- Born: Hiba Kamal Saleh Abu Nada 24 June 1991 Mecca, Saudi Arabia
- Died: 20 October 2023 (aged 32) Khan Yunis, Gaza Strip
- Cause of death: Israeli airstrike
- Education: Islamic University of Gaza; Al-Azhar University – Gaza
- Occupations: Poet, novelist and nutritionist

= Hiba Abu Nada =

Palestinian poet and novelist (1991–2023)

Hiba (Note: Sometimes transliterated as "Heba" in accordance with Palestinian Arabic pronunciation and regional Arabizi romanisations of Kasra see Levantine Arabic#Orthography and writing systems) Kamal Abu Nada (هبة كمال أبو ندى, ; 24 June 1991 – 20 October 2023) was a Palestinian poet, novelist, nutritionist, women's rights activist and Wikimedian. Her novel Oxygen is not for the dead won second place in the Sharjah Award for Arab Creativity in 2017. She was killed in her home in the Gaza Strip by an Israeli airstrike in the Gaza war.

==Biography==
Abu Nada was born in Mecca, Saudi Arabia, on 24 June 1991 to a family of Palestinian refugees displaced by the depopulation of the village of Bayt Jirja by Israeli forces during the Nakba. She received a bachelor's degree of biochemistry from Islamic University, Gaza, and a master's degree in clinical nutrition from Al-Azhar University. Abu Nada was a contributor to Wikipedia. In 2021 she volunteered at Wikipedia through the distance learning program WikiWrites and she was a linguistic proofreader of articles before they were published by students.

She worked for a time at the Rusul Center for Creativity, associated with the al-Amal Institute for Orphans. According to Al-Ayyam, she was "preoccupied with justice, the uprisings of the Arab Spring, and the realities of Palestinian life under occupation."

She published a number of collections of poetry, and a novel, titled al-Uksujīn laysa lil-mawtā ("Oxygen is not for the dead", الأكسجين ليس للموتى).
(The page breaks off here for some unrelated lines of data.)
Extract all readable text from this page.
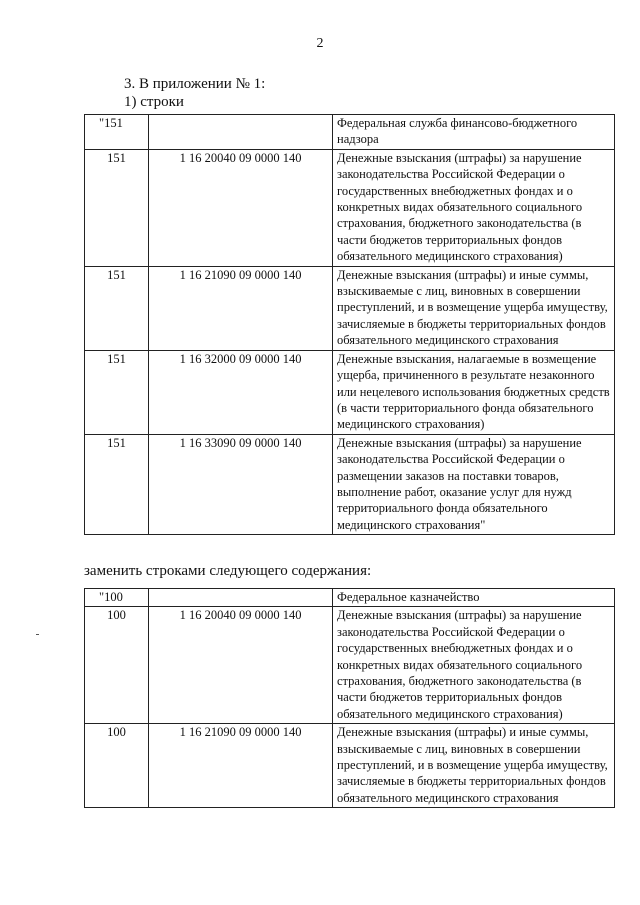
2
3. В приложении № 1:
1) строки
"151		Федеральная служба финансово-бюджетного надзора
151	1 16 20040 09 0000 140	Денежные взыскания (штрафы) за нарушение законодательства Российской Федерации о государственных внебюджетных фондах и о конкретных видах обязательного социального страхования, бюджетного законодательства (в части бюджетов территориальных фондов обязательного медицинского страхования)
151	1 16 21090 09 0000 140	Денежные взыскания (штрафы) и иные суммы, взыскиваемые с лиц, виновных в совершении преступлений, и в возмещение ущерба имуществу, зачисляемые в бюджеты территориальных фондов обязательного медицинского страхования
151	1 16 32000 09 0000 140	Денежные взыскания, налагаемые в возмещение ущерба, причиненного в результате незаконного или нецелевого использования бюджетных средств (в части территориального фонда обязательного медицинского страхования)
151	1 16 33090 09 0000 140	Денежные взыскания (штрафы) за нарушение законодательства Российской Федерации о размещении заказов на поставки товаров, выполнение работ, оказание услуг для нужд территориального фонда обязательного медицинского страхования"
заменить строками следующего содержания:
"100		Федеральное казначейство
100	1 16 20040 09 0000 140	Денежные взыскания (штрафы) за нарушение законодательства Российской Федерации о государственных внебюджетных фондах и о конкретных видах обязательного социального страхования, бюджетного законодательства (в части бюджетов территориальных фондов обязательного медицинского страхования)
100	1 16 21090 09 0000 140	Денежные взыскания (штрафы) и иные суммы, взыскиваемые с лиц, виновных в совершении преступлений, и в возмещение ущерба имуществу, зачисляемые в бюджеты территориальных фондов обязательного медицинского страхования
The novel centers the Palestinian experience under occupation within the Arab Spring. Her work was also published in three anthologies: أبجدية القيد الأخير (Alphabets of the Last Manacle), العصف المأكول (The Eaten Straw), and شاعر غزة (The Poet of Gaza).
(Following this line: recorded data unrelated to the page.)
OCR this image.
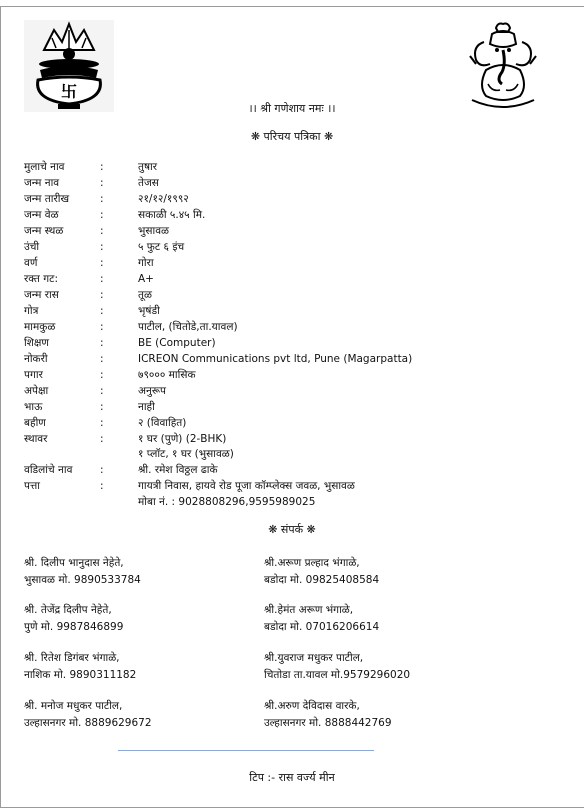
卐
।। श्री गणेशाय नमः ।।
❋ परिचय पत्रिका ❋
मुलाचे नाव	:	तुषार
जन्म नाव	:	तेजस
जन्म तारीख	:	२१/१२/१९९२
जन्म वेळ	:	सकाळी ५.४५ मि.
जन्म स्थळ	:	भुसावळ
उंची	:	५ फुट ६ इंच
वर्ण	:	गोरा
रक्त गट:	:	A+
जन्म रास	:	तूळ
गोत्र	:	भृषंडी
मामकुळ	:	पाटील, (चितोडे,ता.यावल)
शिक्षण	:	BE (Computer)
नोकरी	:	ICREON Communications pvt ltd, Pune (Magarpatta)
पगार	:	७९००० मासिक
अपेक्षा	:	अनुरूप
भाऊ	:	नाही
बहीण	:	२ (विवाहित)
स्थावर	:	१ घर (पुणे) (2-BHK)
१ प्लॉट, १ घर (भुसावळ)
वडिलांचे नाव	:	श्री. रमेश विठ्ठल ढाके
पत्ता	:	गायत्री निवास, हायवे रोड पूजा कॉम्प्लेक्स जवळ, भुसावळ
मोबा नं. : 9028808296,9595989025
❋ संपर्क ❋
श्री. दिलीप भानुदास नेहेते,
भुसावळ मो. 9890533784
श्री.अरूण प्रल्हाद भंगाळे,
बडोदा मो. 09825408584
श्री. तेजेंद्र दिलीप नेहेते,
पुणे मो. 9987846899
श्री.हेमंत अरूण भंगाळे,
बडोदा मो. 07016206614
श्री. रितेश डिगंबर भंगाळे,
नाशिक मो. 9890311182
श्री.युवराज मधुकर पाटील,
चितोडा ता.यावल मो.9579296020
श्री. मनोज मधुकर पाटील,
उल्हासनगर मो. 8889629672
श्री.अरुण देविदास वारके,
उल्हासनगर मो. 8888442769
टिप :- रास वर्ज्य मीन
In 2017, she won second place in the 20th annual Sharjah Award for Arab Creativity, held by the United Arab Emirates, for her novel. The book was republished by Dar Diwan in 2021. She was posthumously awarded the Anwar Salman Award.

=== Death ===
Some of her posts in the first days of the war were shared and translated, becoming better known after her death. In her post on X written on October 7, at the start of Hamas-led attack on Israel, she wrote (in Arabic):Someone wanted to walk in the streets of his occupied city. Why is everyone so surprised? We also "see it far away and see it soon".
In her last post on X, written next day, on October 8, she wrote:Gaza’s night is dark apart from the glow of rockets,
 quiet apart from the sound of the bombs,
 terrifying apart from the comfort of prayer,
 black apart from the light of the martyrs.
Good night, Gaza.

Writer Anthony Anaxagorou translated a poem that he reported was her last writing. Physician and poet Fady Joudah translated one of her posts from 18 October:
Each of us in Gaza is either witness to or martyr for liberation. Each is waiting to see which of the two they'll become up there with God. We have already started building a new city in Heaven.

Doctors without patients. No one bleeds. Teachers in uncrowded classrooms. No yelling at students. New families without pain or sorrow. Journalists writing up and taking photos of eternal love. They're all from Gaza.

In Heaven, the new Gaza is free of siege. It is taking shape now.

On 20 October 2023, she was killed by an Israeli airstrike while at her home in Khan Yunis in southern Gaza. She was 32.